A Quarterback’s main responsibility is throwing and handing off the football. However, his role extends far beyond the use of his arm. The Quarterback position is more “coach-like” than any other position on the entire team as he is required, while on the field, to think and manage similar to that of a coach.

Using your brain.

As a football Quarterback, you are the leader of the team … and often recognized as one of the team’s captains. Responsible for seeing to it that the plays designed by the coaches are properly implemented, the burden is on you to review and recognize your opponent’s defensive scheme, see to it that your teammates are all on the same page, and follow through with the execution of the play while constantly being under pressure.

Part of being a good Quarterback is your ability to read the opponent’s defense as you take your spot under Center. If you have a deep play called and the defense appears to have you well positioned for such a play with their linebackers playing deep, if the situation is right you might change your play to a run. If your offensive line can create a hole, your Running Back will have a lot of room to run before your opponent’s Backs will be able to recover from their deep positioning.

What is a football quarterback?

Another weakness you might exploit is injuries to your opponent. If you recognize that a Linebacker or Safety is limping you might adjust your play to target that individual, knowing that he or she is going to be running at half-speed. Use your brains to target and exploit any weaknesses that you might see from your opponent. Doing so will put you in a far easier position to succeed.

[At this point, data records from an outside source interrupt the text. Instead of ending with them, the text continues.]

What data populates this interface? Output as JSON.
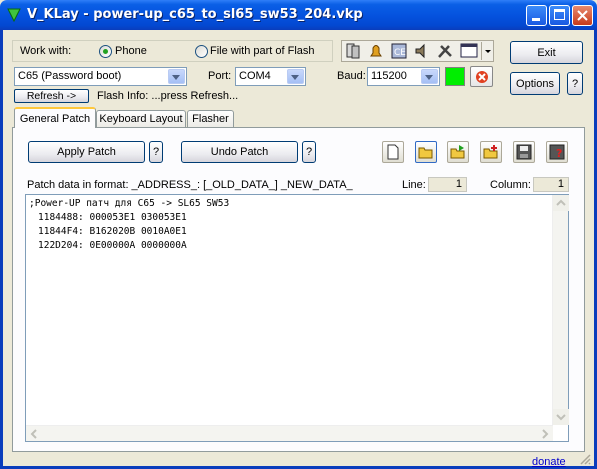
{
  "window": {
    "title": "V_KLay - power-up_c65_to_sl65_sw53_204.vkp"
  },
  "work_with": {
    "label": "Work with:",
    "option_phone": "Phone",
    "option_file": "File with part of Flash",
    "selected": "Phone"
  },
  "phone_model": {
    "value": "C65 (Password boot)"
  },
  "port": {
    "label": "Port:",
    "value": "COM4"
  },
  "baud": {
    "label": "Baud:",
    "value": "115200"
  },
  "status_color": "#00ee00",
  "buttons": {
    "exit": "Exit",
    "options": "Options",
    "help": "?",
    "refresh": "Refresh ->"
  },
  "flash_info": "Flash Info: ...press Refresh...",
  "tabs": [
    {
      "label": "General Patch",
      "active": true
    },
    {
      "label": "Keyboard Layout",
      "active": false
    },
    {
      "label": "Flasher",
      "active": false
    }
  ],
  "patch": {
    "apply": "Apply Patch",
    "undo": "Undo Patch",
    "help": "?",
    "format_text": "Patch data in format: _ADDRESS_: [_OLD_DATA_] _NEW_DATA_",
    "line_label": "Line:",
    "line_value": "1",
    "column_label": "Column:",
    "column_value": "1"
  },
  "editor": {
    "lines": [
      ";Power-UP патч для C65 -> SL65 SW53",
      "1184488: 000053E1 030053E1",
      "11844F4: B162020B 0010A0E1",
      "122D204: 0E00000A 0000000A"
    ]
  },
  "footer": {
    "donate": "donate"
  }
}
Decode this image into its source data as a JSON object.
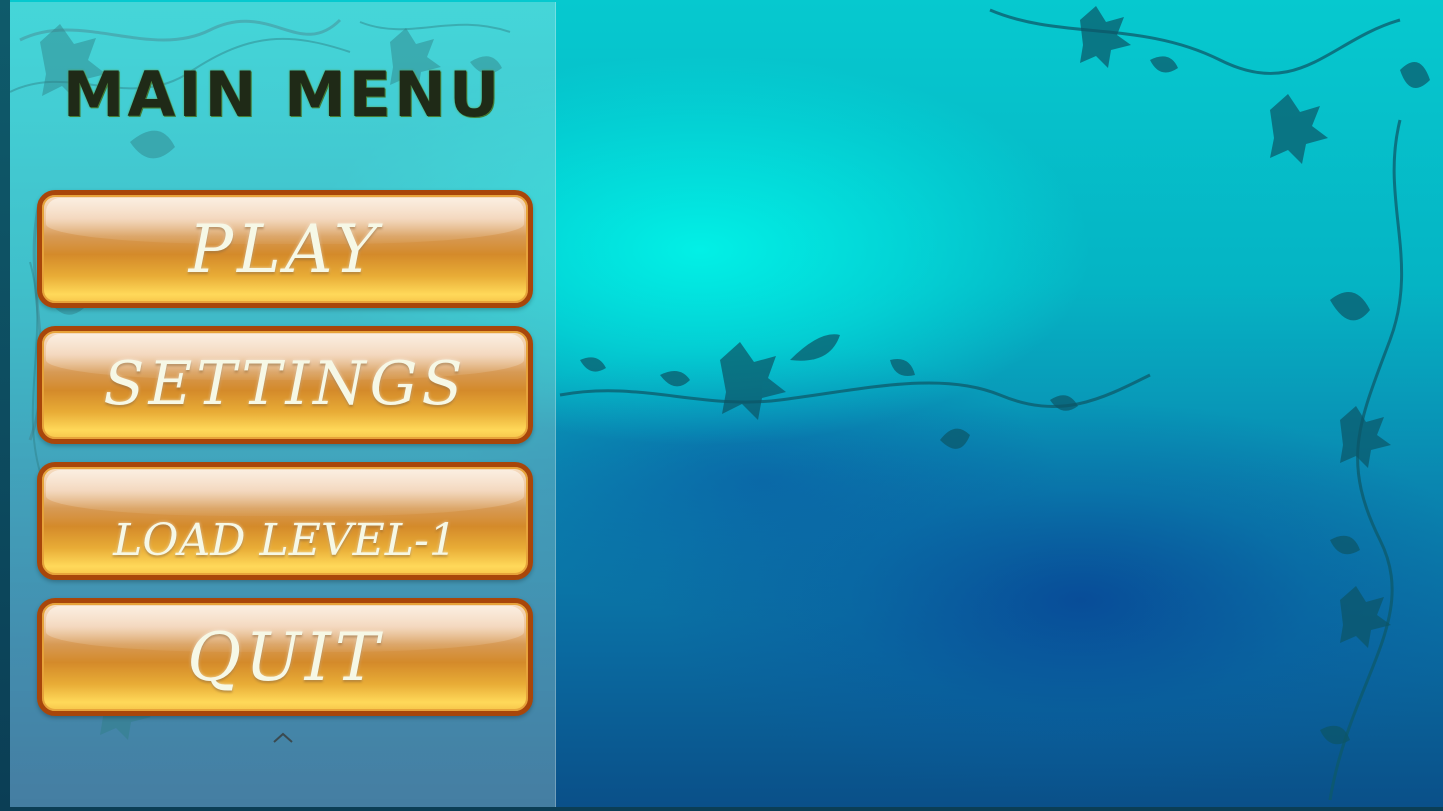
{
  "menu": {
    "title": "MAIN MENU",
    "buttons": [
      {
        "label": "PLAY"
      },
      {
        "label": "SETTINGS"
      },
      {
        "label": "LOAD LEVEL-1"
      },
      {
        "label": "QUIT"
      }
    ],
    "scroll_icon": "chevron-up-icon"
  },
  "colors": {
    "background_cyan": "#02f0e6",
    "background_deep_blue": "#0a4f88",
    "button_orange": "#d48a2a",
    "button_border": "#a8460a",
    "button_text": "#f6f8e6",
    "title_text": "#1f2a17"
  }
}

In addition to recognizing your opponent’s weaknesses, you must also manage your team’s huddle. The huddle is when the offensive unit gathers behind the line of scrimmage and the Quarterback informs his or her teammates of what play to run.

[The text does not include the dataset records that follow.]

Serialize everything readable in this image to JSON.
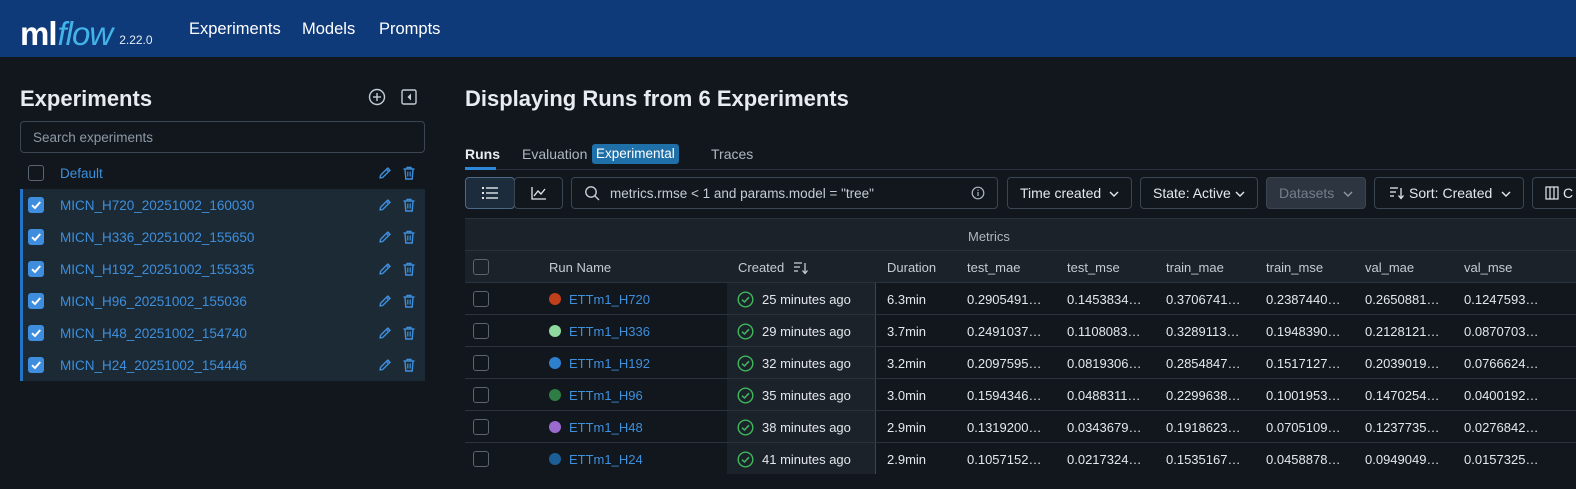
{
  "app": {
    "logo_ml": "ml",
    "logo_flow": "flow",
    "version": "2.22.0",
    "nav": [
      "Experiments",
      "Models",
      "Prompts"
    ]
  },
  "sidebar": {
    "title": "Experiments",
    "search_placeholder": "Search experiments",
    "experiments": [
      {
        "name": "Default",
        "checked": false
      },
      {
        "name": "MICN_H720_20251002_160030",
        "checked": true
      },
      {
        "name": "MICN_H336_20251002_155650",
        "checked": true
      },
      {
        "name": "MICN_H192_20251002_155335",
        "checked": true
      },
      {
        "name": "MICN_H96_20251002_155036",
        "checked": true
      },
      {
        "name": "MICN_H48_20251002_154740",
        "checked": true
      },
      {
        "name": "MICN_H24_20251002_154446",
        "checked": true
      }
    ]
  },
  "main": {
    "title": "Displaying Runs from 6 Experiments",
    "tabs": {
      "runs": "Runs",
      "evaluation": "Evaluation",
      "experimental_badge": "Experimental",
      "traces": "Traces"
    },
    "filter_query": "metrics.rmse < 1 and params.model = \"tree\"",
    "dropdowns": {
      "time": "Time created",
      "state": "State: Active",
      "datasets": "Datasets",
      "sort": "Sort: Created",
      "columns": "C"
    },
    "table": {
      "group_label": "Metrics",
      "headers": {
        "run_name": "Run Name",
        "created": "Created",
        "duration": "Duration",
        "test_mae": "test_mae",
        "test_mse": "test_mse",
        "train_mae": "train_mae",
        "train_mse": "train_mse",
        "val_mae": "val_mae",
        "val_mse": "val_mse"
      },
      "rows": [
        {
          "run_name": "ETTm1_H720",
          "color": "#c0401b",
          "created": "25 minutes ago",
          "duration": "6.3min",
          "test_mae": "0.2905491…",
          "test_mse": "0.1453834…",
          "train_mae": "0.3706741…",
          "train_mse": "0.2387440…",
          "val_mae": "0.2650881…",
          "val_mse": "0.1247593…"
        },
        {
          "run_name": "ETTm1_H336",
          "color": "#8fd8a0",
          "created": "29 minutes ago",
          "duration": "3.7min",
          "test_mae": "0.2491037…",
          "test_mse": "0.1108083…",
          "train_mae": "0.3289113…",
          "train_mse": "0.1948390…",
          "val_mae": "0.2128121…",
          "val_mse": "0.0870703…"
        },
        {
          "run_name": "ETTm1_H192",
          "color": "#2f7fcf",
          "created": "32 minutes ago",
          "duration": "3.2min",
          "test_mae": "0.2097595…",
          "test_mse": "0.0819306…",
          "train_mae": "0.2854847…",
          "train_mse": "0.1517127…",
          "val_mae": "0.2039019…",
          "val_mse": "0.0766624…"
        },
        {
          "run_name": "ETTm1_H96",
          "color": "#2e7d44",
          "created": "35 minutes ago",
          "duration": "3.0min",
          "test_mae": "0.1594346…",
          "test_mse": "0.0488311…",
          "train_mae": "0.2299638…",
          "train_mse": "0.1001953…",
          "val_mae": "0.1470254…",
          "val_mse": "0.0400192…"
        },
        {
          "run_name": "ETTm1_H48",
          "color": "#9b6acf",
          "created": "38 minutes ago",
          "duration": "2.9min",
          "test_mae": "0.1319200…",
          "test_mse": "0.0343679…",
          "train_mae": "0.1918623…",
          "train_mse": "0.0705109…",
          "val_mae": "0.1237735…",
          "val_mse": "0.0276842…"
        },
        {
          "run_name": "ETTm1_H24",
          "color": "#1c5f96",
          "created": "41 minutes ago",
          "duration": "2.9min",
          "test_mae": "0.1057152…",
          "test_mse": "0.0217324…",
          "train_mae": "0.1535167…",
          "train_mse": "0.0458878…",
          "val_mae": "0.0949049…",
          "val_mse": "0.0157325…"
        }
      ]
    }
  }
}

Take control when in the huddle. Inform your teammates of any weaknesses that you’ve noticed that they might be able to exploit. Show your teammates that you are a leader, that you can run the offense. Any sign of weakness by you puts doubt in their minds, and a weak leader is direct path to failure. Be strong, wise, and in control at all times.

The football Quarterback arm.

Physically, the football quarterback must be able to throw the football, hand-off or pitch back the football to a teammate and occasionally run with the football.

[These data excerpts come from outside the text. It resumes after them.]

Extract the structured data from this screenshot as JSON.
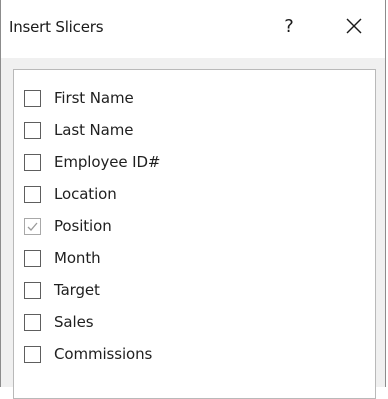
{
  "dialog": {
    "title": "Insert Slicers",
    "help_label": "?"
  },
  "fields": [
    {
      "label": "First Name",
      "checked": false
    },
    {
      "label": "Last Name",
      "checked": false
    },
    {
      "label": "Employee ID#",
      "checked": false
    },
    {
      "label": "Location",
      "checked": false
    },
    {
      "label": "Position",
      "checked": true
    },
    {
      "label": "Month",
      "checked": false
    },
    {
      "label": "Target",
      "checked": false
    },
    {
      "label": "Sales",
      "checked": false
    },
    {
      "label": "Commissions",
      "checked": false
    }
  ],
  "colors": {
    "checkmark": "#9a9a9a"
  }
}
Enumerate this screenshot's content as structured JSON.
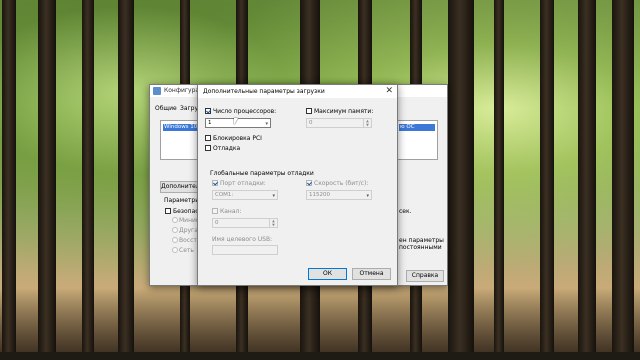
{
  "back_window": {
    "title": "Конфигура",
    "tabs": [
      "Общие",
      "Загрузк"
    ],
    "boot_list_item": "Windows 10 (",
    "boot_list_right_item": "ю ОС",
    "advanced_button": "Дополнител",
    "boot_params_label": "Параметры з",
    "safe_mode_label": "Безопасн",
    "radio_options": [
      "Минима",
      "Другая",
      "Восста",
      "Сеть"
    ],
    "timeout_suffix": "сек.",
    "persist_text": [
      "ен параметры",
      "постоянными"
    ],
    "help_button": "Справка"
  },
  "dialog": {
    "title": "Дополнительные параметры загрузки",
    "close_glyph": "✕",
    "cpu_count_label": "Число процессоров:",
    "cpu_count_checked": true,
    "cpu_count_value": "1",
    "max_memory_label": "Максимум памяти:",
    "max_memory_checked": false,
    "max_memory_value": "0",
    "pci_lock_label": "Блокировка PCI",
    "debug_label": "Отладка",
    "global_debug_label": "Глобальные параметры отладки",
    "debug_port_label": "Порт отладки:",
    "debug_port_value": "COM1:",
    "baud_rate_label": "Скорость (бит/с):",
    "baud_rate_value": "115200",
    "channel_label": "Канал:",
    "channel_value": "0",
    "usb_target_label": "Имя целевого USB:",
    "ok_label": "ОК",
    "cancel_label": "Отмена"
  }
}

A football Quarterback capable of throwing short, medium and long passes is a tremendous bonus to any offense. By having the ability to throw long means that the defense must protect more turf. The more turf that a defense has to protect, the more opportunities will be available for your teammates to find an opening to catch the football.

Also a plus to any Quarterback’s physical attributes is arm strength. Having the ability to zip a ball toward a receiver goes a long way toward preventing interceptions and knocked-down passes. As an example, if a Wide Receive cuts out to the sideline and you throw a slow pass, you give the defender extra time to react to the ball and the receiver. Doing so gives the defender more of a chance to get to the spot of your throw and either knock it down or pick it off. If that same ball was thrown with more zip the chances of having that ball picked or knocked down diminishes.

Throwing accuracy is an obvious trait to have when a football quarterback. If unable to throw a football accurately the likelihood of failure is great. Any wild pass can easily end up as a deflected or intercepted pass. The more often the wildness occurs, the more opportunities you give your opponents to succeed.

The running football Quarterback.

While having running speed is not a pre-requisite for being a football Quarterback, those that are capable of running quickly add a different dimension to any offense.

If you happen to run like a Running Back, the defense now has to add another defensive component to its game plan, thus complicating what it needs to do to be successful. Anytime you can create confusion for the defense, it’s a good thing as their confusion means your gain.

If unable to run like the wind, the ability to scramble is more important than the ability to run. Scrambling means to be able to break from the throwing “pocket” created by your lineman to avoid a sack, thus creating more time for you to create a play. You don’t need to be a fast runner to be a good scrambler. Rather, you need to have a good sense of the pocket and your surroundings … a “feel” for where the rushers are.

If unable to run or scramble, you had better have a great arm because you are going to need it. In this case you’ll need to rely heavily on your arm and being quick, meaning that once the ball is snapped you’ll need to quickly drop back and release the throw. This will decrease the amount of time your receivers have to get open as well as their ability to stretch the field by going long.

Smarts, throwing ability and running ability wrapped up into one.

Smarts, throwing ability and running ability … the football Quarterback must have it all. It’s one of the most important positions on the entire football team, and comparatively in all of sports, as the entire offense is run through this one position. The closest position to the Quarterback in any other sport might be a pitcher on a baseball team, as the pitcher has complete control over what he throws over the plate and starts every play in baseball.

Although, a pitcher doesn’t have defenders rushing toward them at breakneck speeds or teammates huddled around waiting to act on their every word.